In this time we mourn with those grieving the loss of the prince.
Prince Phillip lived a long life of servitude and was a permanent fixture in the minds and hearts of his people and in the royal family. Queen Elizabeth wrote this of her husband on their 50th anniversary in 1997; “He has, quite simply, been my strength and stay all these years, and I, and his whole family, and this and many other countries, owe him a debt greater than he would ever claim, or we shall ever know”.
The History of Sealed Wills Within the British Monarchy
It is very probable that Prince Phillips’ will, like many others within the British royal family, will be sealed from public record. Royal will sealing has been standard since the turn of the last century. It is a tradition begun by Queen Mary upon the death of her brother Francis in 1910. After Francis left royal jewels to his mistress, Queen Mary petitioned for his will to be sealed from public record to avoid public scandal. Since Francis’ death, only one member of the royal family has had their will left as public- Princess Diana upon her untimely death in 1997.
Royals aren’t the only people who can have wills sealed. Under some circumstances everyday people can have their will sealed too.
Sealing a Will
Before going into how to have a will sealed, it’s important to know exactly what that means.
If or when a will enters probate that will become a public record.
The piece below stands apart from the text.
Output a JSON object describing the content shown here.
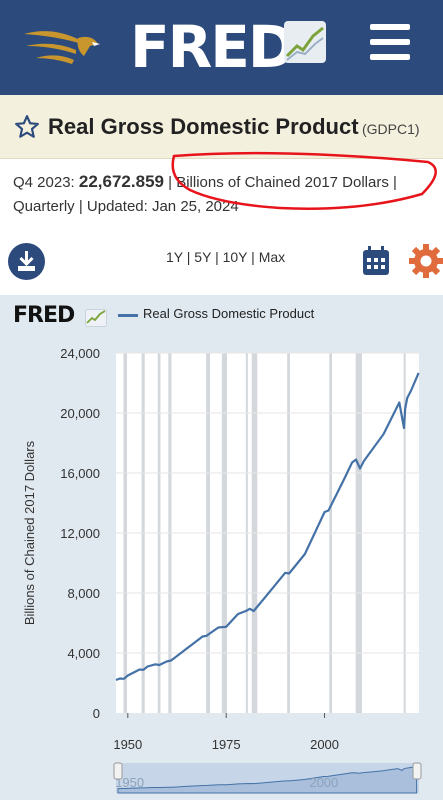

Anyone can request copies of said will from a courthouse or from the probate court.
While the processes vary from country-to-country and state-to-state, sealing a will means that the will in question is “sealed” or hidden from public records. There are several reasons why someone would want to keep their will out of public record, such as sheer privacy or, in the case of the British monarchy, to avoid scandal.
Pleas to have records officially sealed have to be filed directly with the court. If a seal is granted, any legal documents related to that will also be sealed from the public record.
The deceased may opt to seal their will and leave only one copy with the executor.
There are other reasons a will might be sealed. One such reason is the absence of a certificate of death. If a copy of the will was left with the courts but there has been no death certificate filed then that will is deemed to be “sealed” until proof of death can be provided.